Oft of one wide expanse had I been told
That deep-brow'd Homer ruled as his demesne;
Yet did I never breathe its pure serene
Till I heard Chapman speak out loud and bold:
Then felt I like some watcher of the skies
When a new planet swims into his ken;
Or like stout Cortez2 when with eagle eyes
He star'd at the Pacific—and all his men
Look'd at each other with a wild surmise—
Silent, upon a peak in Darien.
A new planet swimming out of the boundlessness of space and into focus. That about sums it up.
Except, making a discovery as a publisher is even better than doing it as an astronomer, because the precious moment is sustained over hundreds of pages3.
And so it was that in 2021, Elly and me read with ever increasing delight.
The book was called After Sappho by Selby Wynn Schwartz. Every word was wonderful.
When we’d read enough to know we just had to publish it, we glanced back to Selby’s covering letter. There, she described the book as “an intertwining of sapphic histories and a fragmented, speculative, collective biography of queer feminists in turn-of-the-century Europe.” I liked that. I also enjoyed the rest of the letter, a lovely description of looking for some of our books during lockdown, the “excellent” sardines and ras el-hanout” that Selby was enjoying in Marseille - and - wait a minute.
Had this letter been written to us at the start of lockdown? Had this precious manuscript been waiting in our submission pile for over a year?
Yep.

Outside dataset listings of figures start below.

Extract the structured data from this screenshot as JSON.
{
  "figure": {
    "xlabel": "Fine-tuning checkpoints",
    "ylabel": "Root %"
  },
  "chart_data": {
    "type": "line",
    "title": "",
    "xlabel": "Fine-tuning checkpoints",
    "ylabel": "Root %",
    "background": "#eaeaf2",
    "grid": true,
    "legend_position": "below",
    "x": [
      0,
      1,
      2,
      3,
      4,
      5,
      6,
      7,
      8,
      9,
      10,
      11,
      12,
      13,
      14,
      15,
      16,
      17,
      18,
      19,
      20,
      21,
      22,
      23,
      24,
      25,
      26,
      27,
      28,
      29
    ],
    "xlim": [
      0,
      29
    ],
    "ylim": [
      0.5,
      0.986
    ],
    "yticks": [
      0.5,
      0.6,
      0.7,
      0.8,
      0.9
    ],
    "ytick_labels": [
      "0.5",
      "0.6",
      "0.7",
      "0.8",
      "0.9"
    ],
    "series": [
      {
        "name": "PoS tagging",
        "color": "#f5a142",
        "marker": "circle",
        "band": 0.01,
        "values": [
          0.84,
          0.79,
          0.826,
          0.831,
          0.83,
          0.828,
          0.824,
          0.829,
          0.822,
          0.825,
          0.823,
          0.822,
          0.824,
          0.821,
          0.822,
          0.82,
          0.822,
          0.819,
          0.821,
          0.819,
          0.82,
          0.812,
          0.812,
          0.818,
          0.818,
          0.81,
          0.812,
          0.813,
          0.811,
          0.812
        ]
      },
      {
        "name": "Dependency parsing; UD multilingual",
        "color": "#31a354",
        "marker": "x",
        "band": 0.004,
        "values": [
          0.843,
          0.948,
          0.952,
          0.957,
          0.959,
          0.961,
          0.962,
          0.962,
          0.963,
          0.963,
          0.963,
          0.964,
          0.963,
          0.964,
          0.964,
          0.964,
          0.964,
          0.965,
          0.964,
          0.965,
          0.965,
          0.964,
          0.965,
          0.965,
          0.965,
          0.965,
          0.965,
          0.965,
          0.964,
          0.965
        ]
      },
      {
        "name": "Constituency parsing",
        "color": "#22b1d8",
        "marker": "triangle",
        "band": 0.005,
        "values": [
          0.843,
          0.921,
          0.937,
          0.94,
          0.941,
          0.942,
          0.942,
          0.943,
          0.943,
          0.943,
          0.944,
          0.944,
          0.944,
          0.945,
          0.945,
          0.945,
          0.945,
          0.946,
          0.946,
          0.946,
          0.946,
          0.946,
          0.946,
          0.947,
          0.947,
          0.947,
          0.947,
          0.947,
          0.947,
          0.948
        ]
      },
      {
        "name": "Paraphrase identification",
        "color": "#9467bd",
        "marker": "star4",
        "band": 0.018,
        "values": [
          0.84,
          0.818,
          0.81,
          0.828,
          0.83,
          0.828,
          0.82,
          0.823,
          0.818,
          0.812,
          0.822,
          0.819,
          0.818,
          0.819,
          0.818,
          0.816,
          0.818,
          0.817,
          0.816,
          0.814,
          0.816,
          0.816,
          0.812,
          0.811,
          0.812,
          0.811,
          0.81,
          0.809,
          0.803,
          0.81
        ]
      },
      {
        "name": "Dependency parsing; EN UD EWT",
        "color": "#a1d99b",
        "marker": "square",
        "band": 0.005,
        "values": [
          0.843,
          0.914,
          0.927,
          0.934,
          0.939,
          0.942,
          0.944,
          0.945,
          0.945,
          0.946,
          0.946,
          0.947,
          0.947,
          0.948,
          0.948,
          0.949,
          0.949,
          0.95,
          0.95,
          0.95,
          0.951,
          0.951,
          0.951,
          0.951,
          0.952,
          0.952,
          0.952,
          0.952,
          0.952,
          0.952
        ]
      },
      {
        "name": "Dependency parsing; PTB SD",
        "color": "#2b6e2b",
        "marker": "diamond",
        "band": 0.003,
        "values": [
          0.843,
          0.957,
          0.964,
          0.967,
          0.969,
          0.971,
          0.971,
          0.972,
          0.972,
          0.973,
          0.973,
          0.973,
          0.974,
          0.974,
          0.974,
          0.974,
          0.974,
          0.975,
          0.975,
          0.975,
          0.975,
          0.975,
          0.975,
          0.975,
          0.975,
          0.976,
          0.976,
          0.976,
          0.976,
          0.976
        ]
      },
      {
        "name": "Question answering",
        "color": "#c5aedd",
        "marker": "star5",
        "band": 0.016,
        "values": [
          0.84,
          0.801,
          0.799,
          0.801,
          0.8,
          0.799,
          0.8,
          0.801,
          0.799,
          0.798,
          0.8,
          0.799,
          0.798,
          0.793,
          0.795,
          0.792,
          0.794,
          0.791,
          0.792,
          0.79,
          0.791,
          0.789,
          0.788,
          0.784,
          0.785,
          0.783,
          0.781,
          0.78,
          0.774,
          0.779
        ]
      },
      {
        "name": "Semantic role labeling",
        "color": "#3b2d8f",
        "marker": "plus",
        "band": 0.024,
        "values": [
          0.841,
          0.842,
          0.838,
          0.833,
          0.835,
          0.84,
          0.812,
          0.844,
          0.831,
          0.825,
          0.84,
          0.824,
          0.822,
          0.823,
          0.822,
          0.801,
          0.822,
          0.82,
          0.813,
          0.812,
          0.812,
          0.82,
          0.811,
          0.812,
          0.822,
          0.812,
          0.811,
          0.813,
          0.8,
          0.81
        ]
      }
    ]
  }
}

In the interests of keeping it positive, I won’t say too much in this post about how long it takes us to read submissions and the accompanying guilt, sadness and frustration. So let’s just say: it takes time. And I’m always grateful when writers are patient.
Like Selby was. We didn’t even have to hold our breath for too long after we emailed to see if her book was still available. She wrote back within a few days. We talked. And then: we had something magical on our hands.
A year later, this happened:




What joy.
Fondly,
Sam
My last two posts on Substack were also sentimental journeys through the past - as well as laments about the present. I may be entering my anecdotage.
But then, I remind myself, I’ve always complained. I got my first break by saying disobliging things about Morecambe. (Long story. Will try to tell it some time.)
So maybe it’s not a symptom of ageing. Maybe it’s a symptom of being me. But rather than follow that thought stream to its logical conclusion, I’d like to try to turn things around. Hence this article. Which will be sunny. I hope.
Cortez. I know. I sometimes read this poem to 21-year-old university students. After I’ve explained what a killer Cortez was, we have a pretty interesting discussion about understanding context and how its still possible to appreciate what a writer may be saying, even if some of their references make us feel uncomfortable in the here and now. We also talk about what right we have to judge past generations. What makes us such paragons of virtue that we are able to decry their choices? And we ask, what might later generations think of our metaphors and ideas? Then we come back to the main point that standing on that peak, and seeing all the promise of those new worlds opening up before you - well it must have been incredible.
Or a thousand, if the writer is Lucy Ellmann.